Mahkemece, Dairemizin bozma ilamına uyularak,iddia, savunma, bilirkişi raporu ve tüm dosya kapsamına göre; bozma sonrası kesinleşen konularda yeniden hüküm kurulmasına yer olmadığı, ihlalin niteliği, derecesi, kullanım durumu, şirketlerin büyüklüğü de dikkate alınarak, haksız rekabet nedeniyle davacıların manevi tazminat hakkı bulunduğu gerekçesiyle, davanın kabulune; takdiren 5.000 TL manevi tazminatın davalıdan alınarak davacı ...San. ve Tic. A.Ş"ye, 10.000 TL manevi tazminatın dava tarihinden itibaren işleyecek değişik oranlarda avans faizi ile birlikte davalıdan alınarak davacı ..."a verilmesine, hüküm altına alınan manevi tazminat üzerinden 2.600 TL vekalet ücretinin davalıdan alınarak davacı ..."a verilmesine, hüküm altına alınan manevi tazminat üzerinden 2.600 TL vekalet ücretinin davalıdan alınarak davacı ...San. ve Tic. A.Ş"ye verilmesine, reddedilen itibar tazminatı üzerinden hesaplanan 5.850 TL vekalet ücretinin, davacılardan alınarak davalıya verilmesine, davalı tarafından değişik gazete, dergi ve internette yapılan yayınların farklı ebatta olması nedeniyle özel bir ebat dikkate alınmaksızın masrafı davalıdan alınarak, hüküm özetinin yüksek trajlı bir gazetede bir kez ilanına karar verilmiştir.
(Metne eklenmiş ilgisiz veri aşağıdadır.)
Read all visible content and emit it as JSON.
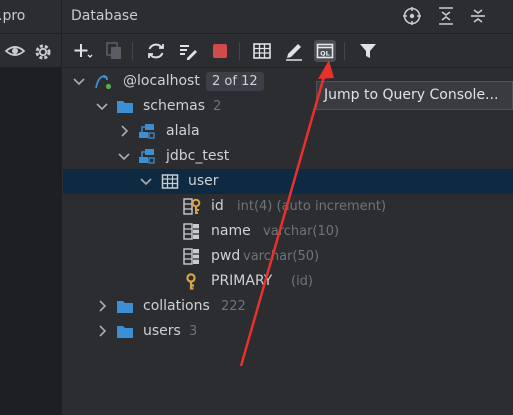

Kararı davalı vekili temyiz etmiştir.
1-Dosyadaki yazılara, mahkemece uyulan bozma kararı gereğince hüküm verilmiş olmasına ve delillerin takdirinde bir isabetsizlik bulunmamasına göre, davalı vekilinin aşağıdaki bendin dışında kalan sair temyiz itirazları yerinde değildir.
2-Dava, markaya tecavüz ve haksız rekabetin tesbiti ve önlenmesi, itibar tazminatı ile manevi tazminata hükmedilmesi istemine ilişkindir. Mahkemece, hüküm özetinin ilanına da karar verilmiştir. 556 sayılı KHK 72/2. maddesine göre, ilanın şekli ve kapsamı kararda tesbit edilir. Mahkemece, anılan madde uyarınca ilanın şekli ve kapsamının infazda tereddüt uyandırmayacak bir şekilde hükümde belirtilmesi gerekirken, "özel bir ebat dikkate alınmaksızın hüküm özetinin yüksek tirajlı bir gazetede bir kez ilanına" şeklinde ilanına karar verilmesi doğru görülmediğinden, hükmün bu sebeple davalı yararına bozulması gerekmiştir.
SONUÇ: Yukarıda (1) numaralı bentte açıklanan sebeplerle davalı vekilinin sair temyiz itirazlarının reddine, (2) numaralı bentte açıklanan nedenlerle kararın davalı yararına BOZULMASINA, ödediği peşin temyiz harcının isteği halinde temyiz edene iadesine, 16/01/2018 tarihinde oybirliğiyle karar verildi.